Mais les industriels ont une très bonne carte à jouer pour nous inciter à faire évoluer notre alimentation au gré de leurs désirs : le marketing. Alors que la publicité dont notre société est envahie parvient à s'immiscer dans nos choix de consommation, elle pourrait bien nous faire passer le cap de l'alimentation synthétique. À commencer par changer le nom du produit. Si un "steak cultivé en laboratoire" n'est pas très ragoûtant, en revanche un "steak bio écoresponsable" est bien plus incitatif et pourra tirer profit du phénomène de l'alimentation biologique dont raffolent de plus en plus de consommateurs. Pour un même produit, un simple changement de nom assorti d'un emballage plus clinquant pourrait bien nous faire changer d'avis, pauvres humains influençables que nous sommes. "C'est important car les mots jouent un rôle dans notre manière de décrire quelque chose, et cela peut faire la différence", confirme l'activiste Paul Shapiro, vice-président de la Humane Society of the United States interrogé par Quartz.
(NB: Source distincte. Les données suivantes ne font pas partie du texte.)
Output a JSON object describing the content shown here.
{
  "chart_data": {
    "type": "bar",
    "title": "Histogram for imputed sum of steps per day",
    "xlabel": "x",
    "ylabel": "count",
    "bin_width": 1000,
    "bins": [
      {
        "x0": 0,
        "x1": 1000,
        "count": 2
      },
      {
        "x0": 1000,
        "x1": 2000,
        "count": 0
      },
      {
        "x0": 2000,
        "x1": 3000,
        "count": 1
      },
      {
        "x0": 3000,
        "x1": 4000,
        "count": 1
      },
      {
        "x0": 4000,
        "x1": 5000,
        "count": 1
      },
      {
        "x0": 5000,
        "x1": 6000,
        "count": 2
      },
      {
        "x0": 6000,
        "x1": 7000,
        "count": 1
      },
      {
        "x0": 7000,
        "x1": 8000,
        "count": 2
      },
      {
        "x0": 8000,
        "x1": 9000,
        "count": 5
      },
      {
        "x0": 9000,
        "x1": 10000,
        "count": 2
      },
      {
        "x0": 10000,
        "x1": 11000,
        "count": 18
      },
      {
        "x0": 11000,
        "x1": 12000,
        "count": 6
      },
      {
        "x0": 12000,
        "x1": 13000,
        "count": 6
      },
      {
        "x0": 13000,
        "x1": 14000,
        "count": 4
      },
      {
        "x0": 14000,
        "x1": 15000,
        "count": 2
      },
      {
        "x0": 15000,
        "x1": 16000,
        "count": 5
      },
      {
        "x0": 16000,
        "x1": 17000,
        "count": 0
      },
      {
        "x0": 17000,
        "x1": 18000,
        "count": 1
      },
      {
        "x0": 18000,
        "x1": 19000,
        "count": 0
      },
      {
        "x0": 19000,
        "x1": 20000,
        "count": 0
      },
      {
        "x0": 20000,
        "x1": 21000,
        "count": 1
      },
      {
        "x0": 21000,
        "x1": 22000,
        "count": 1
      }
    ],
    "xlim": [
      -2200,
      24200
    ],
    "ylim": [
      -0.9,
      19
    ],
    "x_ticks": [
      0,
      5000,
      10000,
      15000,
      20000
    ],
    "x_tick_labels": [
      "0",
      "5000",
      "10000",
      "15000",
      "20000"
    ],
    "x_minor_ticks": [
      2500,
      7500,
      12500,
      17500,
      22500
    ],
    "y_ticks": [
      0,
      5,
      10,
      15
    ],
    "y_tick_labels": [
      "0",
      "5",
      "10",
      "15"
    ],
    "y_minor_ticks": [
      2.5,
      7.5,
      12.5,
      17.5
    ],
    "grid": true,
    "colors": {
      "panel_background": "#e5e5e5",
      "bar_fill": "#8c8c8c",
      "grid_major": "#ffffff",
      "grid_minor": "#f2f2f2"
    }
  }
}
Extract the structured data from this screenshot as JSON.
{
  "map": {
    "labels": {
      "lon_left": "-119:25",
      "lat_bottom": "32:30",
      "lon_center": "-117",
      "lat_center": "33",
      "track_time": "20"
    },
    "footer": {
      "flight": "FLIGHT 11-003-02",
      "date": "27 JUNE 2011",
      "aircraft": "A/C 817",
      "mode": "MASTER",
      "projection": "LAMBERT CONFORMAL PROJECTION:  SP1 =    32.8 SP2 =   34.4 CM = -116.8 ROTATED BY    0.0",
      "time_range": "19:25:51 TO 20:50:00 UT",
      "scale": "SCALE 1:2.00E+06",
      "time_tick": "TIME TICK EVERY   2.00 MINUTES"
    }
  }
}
Une manière de concentrer l'attention du consommateur sur l'éthique sur laquelle repose le produit plutôt que sur le processus de fabrication.

Pour s'en rendre compte, il suffit d'observer les résultats obtenus dans une étude visant à faire manger davantage de légumes aux enfants dans les écoles. Ainsi, on se rend compte que pour deux plats de brocolis similaires, les enfants iront plus souvent piocher dans celui où l'inscription indique "bouchées de brocolis" que celui où est simplement écrit "brocolis". De même, les "carottes qui font voir en rayons X" auront plus de succès que les simples "carottes". En jouant sur la sensibilité des potentiels clients concernés, les industriels sont donc en capacité de rendre un produit plus sympathique à vos yeux que s'il était dénué de tout marketing.

En tout cas, les industriels auraient peut-être, sur ce coup-là, bien raison de nous forcer la main.